Process mining digs into your chosen workflows and finds exactly which processes your customers, suppliers, and front- and back-office employees are using, whether prescribed or improvised. You can use these results to make processes run as efficiently as possible using the following process mining techniques and tools:

 

  1.  Process discovery: This method involves collecting systems and application log data and using it to create process models, showing exactly how work is getting done and registered across activities and people. This data-based build-out “discovers” all the different variations in which real processes are running. It is the oldest technique and the most prominent process mining tool used. Several vendors in the last two years have started to re-think how they execute this technique, leading to the advent of automated process discovery tools that record and analyze process actions users execute, such as keystrokes, mouse clicks, applications accessed.
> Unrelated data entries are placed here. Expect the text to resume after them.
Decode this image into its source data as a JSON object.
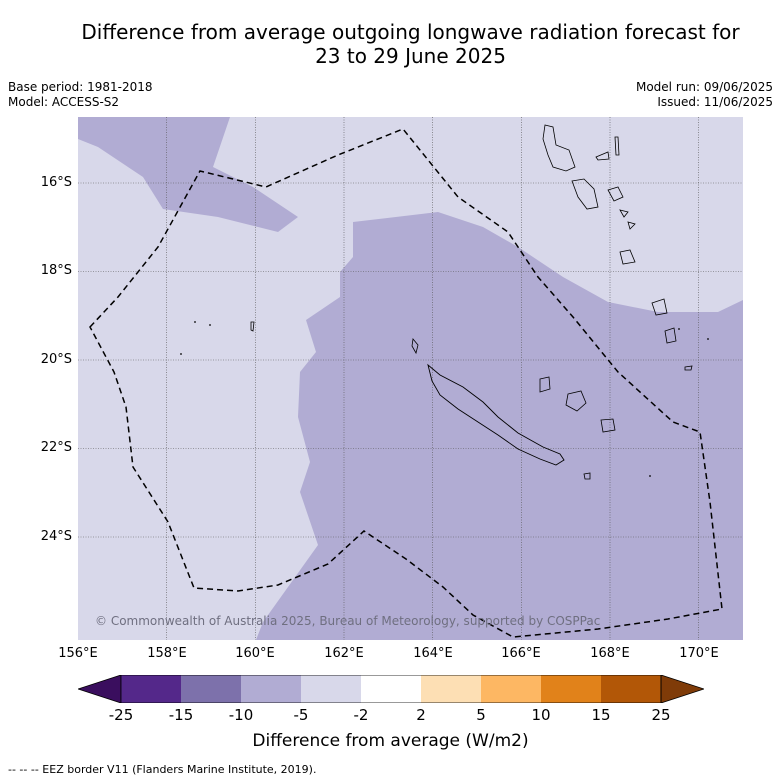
{
  "title_line1": "Difference from average outgoing longwave radiation forecast for",
  "title_line2": "23 to 29 June 2025",
  "meta": {
    "base_period": "Base period: 1981-2018",
    "model": "Model: ACCESS-S2",
    "model_run": "Model run: 09/06/2025",
    "issued": "Issued: 11/06/2025"
  },
  "map": {
    "lat_labels": [
      "16°S",
      "18°S",
      "20°S",
      "22°S",
      "24°S"
    ],
    "lon_labels": [
      "156°E",
      "158°E",
      "160°E",
      "162°E",
      "164°E",
      "166°E",
      "168°E",
      "170°E"
    ],
    "credit": "© Commonwealth of Australia 2025, Bureau of Meteorology, supported by COSPPac",
    "colors": {
      "background": "#d8d8ea",
      "anomaly": "#b1acd3",
      "coast": "#000000"
    }
  },
  "colorbar": {
    "ticks": [
      "-25",
      "-15",
      "-10",
      "-5",
      "-2",
      "2",
      "5",
      "10",
      "15",
      "25"
    ],
    "colors": [
      "#3a0e5e",
      "#54288a",
      "#7d71ab",
      "#b1acd3",
      "#d8d8ea",
      "#ffffff",
      "#fddfb4",
      "#fdb763",
      "#e1821a",
      "#b25707",
      "#7f3b08"
    ],
    "label": "Difference from average (W/m2)"
  },
  "footnote": "--  --  -- EEZ border V11 (Flanders Marine Institute, 2019)."
}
The output is usually detailed workflow process maps that can be ported into many RPA or BPM tools. These automated process discovery tools are emerging as a category in their own right.
  2.  Conformance checking and process analysis: Using this method, analysts can compare “official” enterprise process models against the event data they have collected. The goal is to chart all of the different deviations and “off-script” activities taking place (including exceptions and workarounds) in a given activity. The output is usually an analysis of the level of conformance a set of activities has to its pre-defined process model, including the highlighting of bottlenecks and redundant steps in the process using intuitive dashboards and visualizations. The data visualization aspect of this analysis stage is becoming more and robust as vendors realize the importance of presenting process data in the most meaningful and easy-to-digest ways.
  3.  Ongoing process improvement and optimization: This critical technique calls for ongoing monitoring of the processes under study, benchmarking improvements, and then finding new approaches to executing process improvements with an overarching goal of improving business outcomes. This is where the interplay with automation and AI tools becomes important, as automation can be part of the execution plan for process improvements, and you can use it to improve process monitoring methods. For you to understand the opportunities for end-to-end optimization, you need to monitor enterprise processes as a whole.

 

Exhibit 1: Process mining techniques have a linkage to broader data and automation initiatives

 

Source: HFS Research, 2020

 

 

A well-documented example of the potential power of process mining can be found in the case study of Siemens’ work with process mining vendor Celonis. In 2014, Siemens established an internal unit to use process mining to analyze diverse as-is business processes and identify inefficiencies, including purchasing and ordering logistics and follow through to production, order handling, and delivery to customers. Siemens has reportedly saved double-digit millions every year by using process mining. It continues to use the technology today, with over 2,500 active users discovering new business cases.

 

The definitions and methodologies for using process mining techniques are continuing to evolve as more vendors and enterprise clients

 

  • apply them to different use cases,
  • use new approaches such as proprietary data capture methods, predictive analysis and recommendation engines for process changes, and
  • invest in Triple-A Trifecta technologies (analytics, AI, and automation) to include new functionalities such as automated process discovery tools.

 

The Bottom Line: The wave of using real-time data to drive enterprise operational improvements is on the rise, and thanks to process mining tools, it is getting better.

 

The emerging application of process mining techniques and tools brings a much-needed ingredient—real-time process data—to the traditional disciplines of operational process excellence. Every enterprise operations leader must explore its potential within their organization, in particular, the proclivity of teams to use operations data to make changes and incentivize the right behaviors that lead to sustained process improvements. Enough with the guesswork. Let’s use real-time data to drive real process improvement.